Comment 3 – In the Notes to Financial Statements in the April 30, 2014 Annual Report to shareholders for the Steward Funds, in the table contained in the Note 3 “summary of quantitative information about significant unobservable valuation inputs”, “Church Mortgage Bonds” are listed as a “Type of Assets,” but there is no corresponding Church Mortgage Bonds heading in the Schedule of Investments. “Church Mortgage Bonds” should also be included as a category in the Schedule of Investments
Response – Registrants will assure that, in the future, any securities designation appearing under “Type of Assets” in the table in the above-referenced Note 3 summary will also appear as a category in the relevant Schedule of Investments.
Comment 4 – In accordance with ASC 820, the table in the Note 3 “summary of quantitative information about significant unobservable valuation inputs” should include an “average” figure in the “Range” column.
Response – In Registrants’ view, the ranges presented are not significant enough to require further disclosure. Thus, Registrants believe that presenting an “average” would not be meaningful and would not enhance the readability and understanding of the report. Registrants therefore believe that the current presentation satisfies the requirements of ASC 820. The methodology used by Registrants in the analysis of each security is a qualitative approach. The quantitative information presented reflects the input ranges used in the qualitative analysis. Registrants believe that the work involved in developing a “meaningful” average would not, in fact, result in enhanced meaningfulness or understanding for the reader.

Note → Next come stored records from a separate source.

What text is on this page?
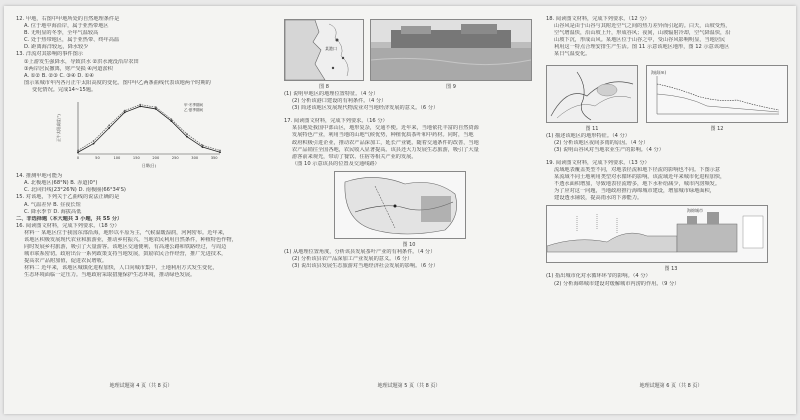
12. 甲地，右图中甲地所处的自然地理条件是
A. 位于地中海沿岸，属于亚热带地区
B. 无明显的冬季，全年气温较高
C. 处于热带地区，属于亚热带、终年高温
D. 距离海洋较远，降水较少
13. 洋流对其影响的事件图示
①上游发生强降水，导致洪水 ②洪水淹没沿岸农田
③两岸居民撤离，财产受损 ④河道淤积
A. ①② B. ②③ C. ③④ D. ①④
图示某城市年内各月正午太阳高度的变化。图中甲乙两条曲线代表该地两个时期的
变化情况。完成14~15题。
0	50	100	150	200	250	300	350
日期(日)
正午太阳高度(°)
甲·冬季期间
乙·夏季期间
14. 推测甲地可能为
A. 北极地区(68°N) B. 赤道(0°)
C. 北回归线(23°26'N) D. 南极圈(66°34'S)
15. 对该地，下列关于乙曲线的说法正确的是
A. 气温差异 B. 昼夜长短
C. 降水季节 D. 海拔高低
二、非选择题（本大题共 3 小题，共 55 分）
16. 阅读图文材料，完成下列要求。（18 分）
材料一 某地区位于我国东部沿海，地形以平原为主，气候温暖湿润，河网密布。近年来，
该地区积极发展现代农业和旅游业，推动乡村振兴。当地农民利用自然条件，种植特色作物，
同时发展乡村旅游，吸引了大量游客。该地区交通便利，有高速公路和铁路经过，与周边
城市联系密切。政府出台一系列政策支持当地发展，鼓励农民合作经营，推广先进技术，
提高农产品附加值，促进农民增收。
材料二 近年来，该地区城镇化进程加快，人口向城市集中，土地利用方式发生变化，
生态环境面临一定压力。当地政府采取措施保护生态环境，推动绿色发展。
地理试题第 4 页（共 8 页）
某港口
图 8	图 9
(1) 说明甲地区的地理位置特征。（4 分）
(2) 分析该港口建设的有利条件。（4 分）
(3) 简述该地区发展现代物流业对当地经济发展的意义。（6 分）
17. 阅读图文材料，完成下列要求。（16 分）
某县地处我国中部山区，地形复杂，交通不便。近年来，当地依托丰富的自然资源
发展特色产业，利用当地的山地气候优势，种植优质茶叶和中药材。同时，当地
政府积极引进企业，推动农产品深加工，延长产业链。随着交通条件的改善，当地
农产品销往全国各地，农民收入显著提高。该县还大力发展生态旅游，吸引了大量
游客前来观光，带动了餐饮、住宿等相关产业的发展。
（图 10 示意该县的位置及交通线路）
图 10
(1) 从地理位置角度，分析该县发展茶叶产业的有利条件。（4 分）
(2) 分析该县农产品深加工产业发展的意义。（6 分）
(3) 说出该县发展生态旅游对当地经济社会发展的影响。（6 分）
地理试题第 5 页（共 8 页）
18. 阅读图文材料，完成下列要求。（12 分）
山谷风是由于山谷与其附近空气之间的热力差异而引起的。白天，山坡受热，
空气增温快，沿山坡上升，形成谷风；夜间，山坡辐射冷却，空气降温快，沿
山坡下沉，形成山风。某地区位于山谷之中，受山谷风影响明显，当地居民
利用这一特点合理安排生产生活。图 11 示意该地区地形，图 12 示意该地区
某日气温变化。
图 11
海拔(m)
图 12
(1) 描述该地区的地形特征。（4 分）
(2) 分析该地区夜间多雨的原因。（4 分）
(3) 说明山谷风对当地农业生产的影响。（4 分）
19. 阅读图文材料，完成下列要求。（13 分）
流域地表覆盖类型不同，对地表径流和地下径流的影响也不同。下图示意
某流域不同土地利用类型对水循环的影响。该流域近年来城市化进程加快，
不透水面积增加，导致地表径流增多，地下水补给减少，城市内涝频发。
为了应对这一问题，当地政府推行海绵城市建设，增加城市绿地面积，
建设透水铺装，提高雨水的下渗能力。
海绵城市
图 13
(1) 指出城市化对水循环环节的影响。（4 分）
(2) 分析海绵城市建设对缓解城市内涝的作用。（9 分）
地理试题第 6 页（共 8 页）
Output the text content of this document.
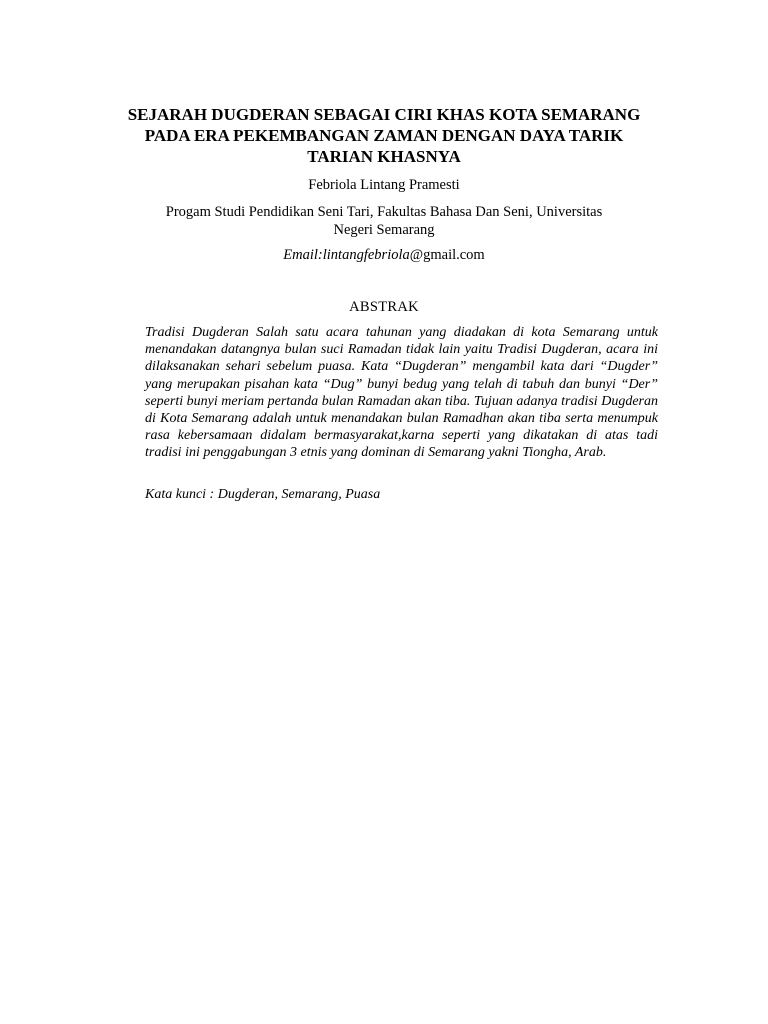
SEJARAH DUGDERAN SEBAGAI CIRI KHAS KOTA SEMARANG PADA ERA PEKEMBANGAN ZAMAN DENGAN DAYA TARIK TARIAN KHASNYA

Febriola Lintang Pramesti

Progam Studi Pendidikan Seni Tari, Fakultas Bahasa Dan Seni, Universitas Negeri Semarang

Email:lintangfebriola@gmail.com

ABSTRAK

Tradisi Dugderan Salah satu acara tahunan yang diadakan di kota Semarang untuk menandakan datangnya bulan suci Ramadan tidak lain yaitu Tradisi Dugderan, acara ini dilaksanakan sehari sebelum puasa. Kata “Dugderan” mengambil kata dari “Dugder” yang merupakan pisahan kata “Dug” bunyi bedug yang telah di tabuh dan bunyi “Der” seperti bunyi meriam pertanda bulan Ramadan akan tiba. Tujuan adanya tradisi Dugderan di Kota Semarang adalah untuk menandakan bulan Ramadhan akan tiba serta menumpuk rasa kebersamaan didalam bermasyarakat,karna seperti yang dikatakan di atas tadi tradisi ini penggabungan 3 etnis yang dominan di Semarang yakni Tiongha, Arab.

Kata kunci : Dugderan, Semarang, Puasa
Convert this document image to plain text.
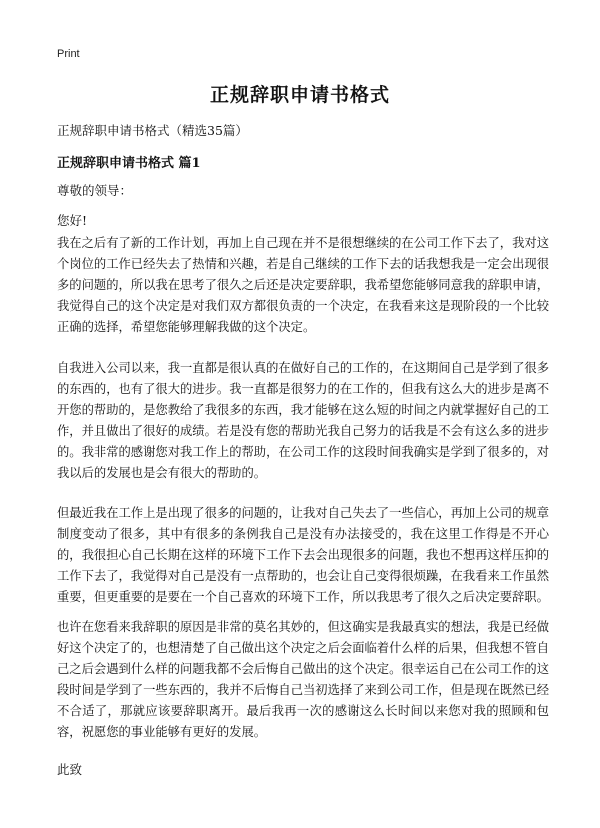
Print
正规辞职申请书格式
正规辞职申请书格式（精选35篇）
正规辞职申请书格式 篇1
尊敬的领导：
您好!
我在之后有了新的工作计划，再加上自己现在并不是很想继续的在公司工作下去了，我对这个岗位的工作已经失去了热情和兴趣，若是自己继续的工作下去的话我想我是一定会出现很多的问题的，所以我在思考了很久之后还是决定要辞职，我希望您能够同意我的辞职申请，我觉得自己的这个决定是对我们双方都很负责的一个决定，在我看来这是现阶段的一个比较正确的选择，希望您能够理解我做的这个决定。
自我进入公司以来，我一直都是很认真的在做好自己的工作的，在这期间自己是学到了很多的东西的，也有了很大的进步。我一直都是很努力的在工作的，但我有这么大的进步是离不开您的帮助的，是您教给了我很多的东西，我才能够在这么短的时间之内就掌握好自己的工作，并且做出了很好的成绩。若是没有您的帮助光我自己努力的话我是不会有这么多的进步的。我非常的感谢您对我工作上的帮助，在公司工作的这段时间我确实是学到了很多的，对我以后的发展也是会有很大的帮助的。
但最近我在工作上是出现了很多的问题的，让我对自己失去了一些信心，再加上公司的规章制度变动了很多，其中有很多的条例我自己是没有办法接受的，我在这里工作得是不开心的，我很担心自己长期在这样的环境下工作下去会出现很多的问题，我也不想再这样压抑的工作下去了，我觉得对自己是没有一点帮助的，也会让自己变得很烦躁，在我看来工作虽然重要，但更重要的是要在一个自己喜欢的环境下工作，所以我思考了很久之后决定要辞职。
也许在您看来我辞职的原因是非常的莫名其妙的，但这确实是我最真实的想法，我是已经做好这个决定了的，也想清楚了自己做出这个决定之后会面临着什么样的后果，但我想不管自己之后会遇到什么样的问题我都不会后悔自己做出的这个决定。很幸运自己在公司工作的这段时间是学到了一些东西的，我并不后悔自己当初选择了来到公司工作，但是现在既然已经不合适了，那就应该要辞职离开。最后我再一次的感谢这么长时间以来您对我的照顾和包容，祝愿您的事业能够有更好的发展。
此致
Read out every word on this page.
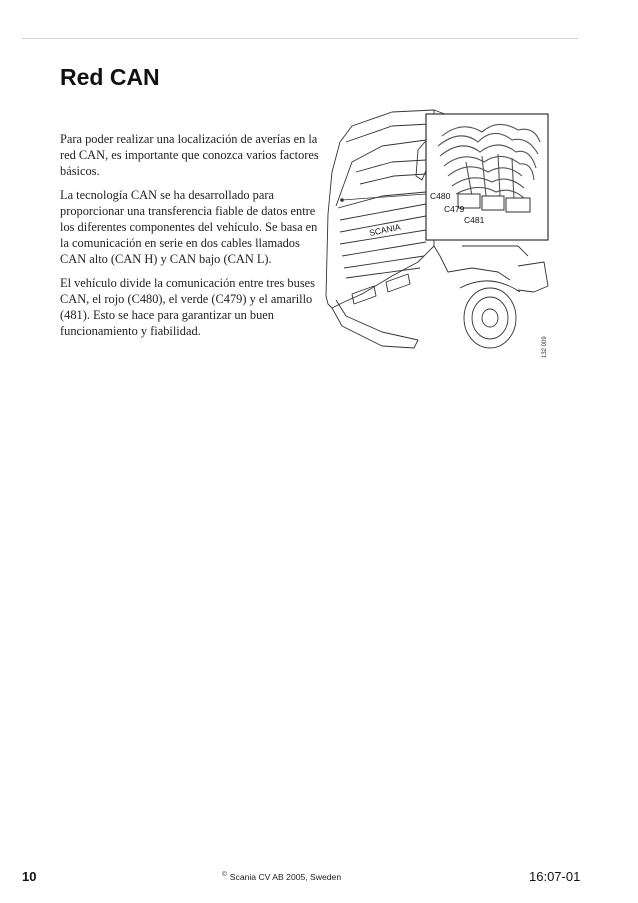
Red CAN

Para poder realizar una localización de averías en la red CAN, es importante que conozca varios factores básicos.

La tecnología CAN se ha desarrollado para proporcionar una transferencia fiable de datos entre los diferentes componentes del vehículo. Se basa en la comunicación en serie en dos cables llamados CAN alto (CAN H) y CAN bajo (CAN L).

El vehículo divide la comunicación entre tres buses CAN, el rojo (C480), el verde (C479) y el amarillo (481). Esto se hace para garantizar un buen funcionamiento y fiabilidad.

SCANIA
C480
C479
C481
132 009
10	© Scania CV AB 2005, Sweden	16:07-01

Registrants hereby acknowledge that: |
a. | Registrants are responsible for the adequacy and the accuracy of the disclosure in their filings with the Securities and Exchange Commission (“SEC”); | |
b. | Comments of the staff of the SEC or changes to disclosure in response to SEC staff comments in filings reviewed by the staff do not foreclose the SEC from taking any action with respect to those filings; and | |
c. | Registrants may not assert SEC staff comments as a defense in any proceeding initiated by the SEC or any person under the federal securities laws. |
Please let me know if you have questions or comments about these responses.
Sincerely,
/s/ Olivia P. Adler
Olivia P. Adler
Associate Counsel to
Steward Funds, Inc. and Capstone Series Fund, Inc.